The American Civil Liberties Union has filed a lawsuit on behalf of a South Carolina state trooper fired for trying to take a parental leave.

The case involving Lance Cpl. David Roberts marks the second sex discrimination case under the Family and Medical Leave Act, the 1993 federal law that allows workers unpaid leaves to care for new babies or sick family members.

In the first case, a Maryland state trooper won $375,000 in damages in February after a four-year legal battle against bosses who denied him a parental leave. The Maryland state police’s motion to set aside Kevin Knussman’s victory will be heard July 1.

Both cases illustrate how men increasingly desire time off from work to spend with their children, yet how they face substantial pressures _ both perceived and real _ to continue to put work first.
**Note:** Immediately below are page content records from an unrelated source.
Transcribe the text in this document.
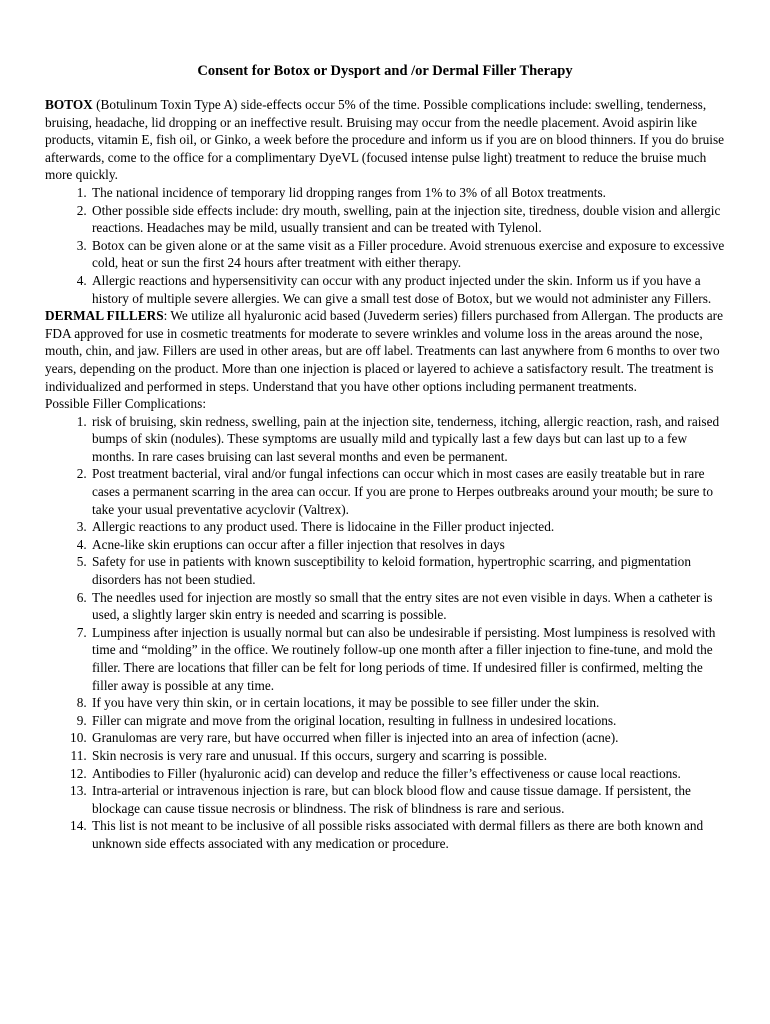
Consent for Botox or Dysport and /or Dermal Filler Therapy

BOTOX (Botulinum Toxin Type A) side-effects occur 5% of the time. Possible complications include: swelling, tenderness, bruising, headache, lid dropping or an ineffective result. Bruising may occur from the needle placement. Avoid aspirin like products, vitamin E, fish oil, or Ginko, a week before the procedure and inform us if you are on blood thinners. If you do bruise afterwards, come to the office for a complimentary DyeVL (focused intense pulse light) treatment to reduce the bruise much more quickly.

1. The national incidence of temporary lid dropping ranges from 1% to 3% of all Botox treatments.
2. Other possible side effects include: dry mouth, swelling, pain at the injection site, tiredness, double vision and allergic reactions. Headaches may be mild, usually transient and can be treated with Tylenol.
3. Botox can be given alone or at the same visit as a Filler procedure. Avoid strenuous exercise and exposure to excessive cold, heat or sun the first 24 hours after treatment with either therapy.
4. Allergic reactions and hypersensitivity can occur with any product injected under the skin. Inform us if you have a history of multiple severe allergies. We can give a small test dose of Botox, but we would not administer any Fillers.

DERMAL FILLERS: We utilize all hyaluronic acid based (Juvederm series) fillers purchased from Allergan. The products are FDA approved for use in cosmetic treatments for moderate to severe wrinkles and volume loss in the areas around the nose, mouth, chin, and jaw. Fillers are used in other areas, but are off label. Treatments can last anywhere from 6 months to over two years, depending on the product. More than one injection is placed or layered to achieve a satisfactory result. The treatment is individualized and performed in steps. Understand that you have other options including permanent treatments.

Possible Filler Complications:

1. risk of bruising, skin redness, swelling, pain at the injection site, tenderness, itching, allergic reaction, rash, and raised bumps of skin (nodules). These symptoms are usually mild and typically last a few days but can last up to a few months. In rare cases bruising can last several months and even be permanent.
2. Post treatment bacterial, viral and/or fungal infections can occur which in most cases are easily treatable but in rare cases a permanent scarring in the area can occur. If you are prone to Herpes outbreaks around your mouth; be sure to take your usual preventative acyclovir (Valtrex).
3. Allergic reactions to any product used. There is lidocaine in the Filler product injected.
4. Acne-like skin eruptions can occur after a filler injection that resolves in days
5. Safety for use in patients with known susceptibility to keloid formation, hypertrophic scarring, and pigmentation disorders has not been studied.
6. The needles used for injection are mostly so small that the entry sites are not even visible in days. When a catheter is used, a slightly larger skin entry is needed and scarring is possible.
7. Lumpiness after injection is usually normal but can also be undesirable if persisting. Most lumpiness is resolved with time and “molding” in the office. We routinely follow-up one month after a filler injection to fine-tune, and mold the filler. There are locations that filler can be felt for long periods of time. If undesired filler is confirmed, melting the filler away is possible at any time.
8. If you have very thin skin, or in certain locations, it may be possible to see filler under the skin.
9. Filler can migrate and move from the original location, resulting in fullness in undesired locations.
10. Granulomas are very rare, but have occurred when filler is injected into an area of infection (acne).
11. Skin necrosis is very rare and unusual. If this occurs, surgery and scarring is possible.
12. Antibodies to Filler (hyaluronic acid) can develop and reduce the filler’s effectiveness or cause local reactions.
13. Intra-arterial or intravenous injection is rare, but can block blood flow and cause tissue damage. If persistent, the blockage can cause tissue necrosis or blindness. The risk of blindness is rare and serious.
14. This list is not meant to be inclusive of all possible risks associated with dermal fillers as there are both known and unknown side effects associated with any medication or procedure.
``Here’s a case where a father’s trying to take responsibility for a child, but being told ... ‘Men don’t do that,’ ″ said Andre Brumme, staff counsel of the ACLU in South Carolina. ``Men should have the same rights as women.″

The ACLU filed suit Tuesday against the South Carolina Department of Public Safety, the agency that oversees the South Carolina Highway Patrol.

Roberts sued the Public Safety agency in July 1998, about 18 months after he was ridiculed for applying for a parental leave to care for his newborn daughter. That suit is still pending.

His commander told him that ″ ‘The man is the breadwinner and it is the man’s responsibility to work, not to stay home with the kids,’ ″ according to the ACLU. Under pressure, Roberts retracted his request for a leave. After receiving several reprimands _ the first in his career _ he was fired in the spring of 1997.

``This was the birth of my first little girl and I wanted to be there,″ said Roberts. ``Looking after a newborn is not a vacation and I wanted to pull my fair share and give my wife the opportunity to get back to her new job and continue her career as well.″

In countering Roberts’ claim, South Carolina state attorneys have called into question the constitutionality of the Family and Medical Leave Act, saying that the federal government doesn’t have the right to mandate states to comply with the act.

A total of 20 million people have taken leave under the federal law, which says all employers with 50 or more workers must allow up to 12 unpaid weeks off to care for a new baby or sick family member.

About 1.4 million women take the leave each year, compared with 500,000 men.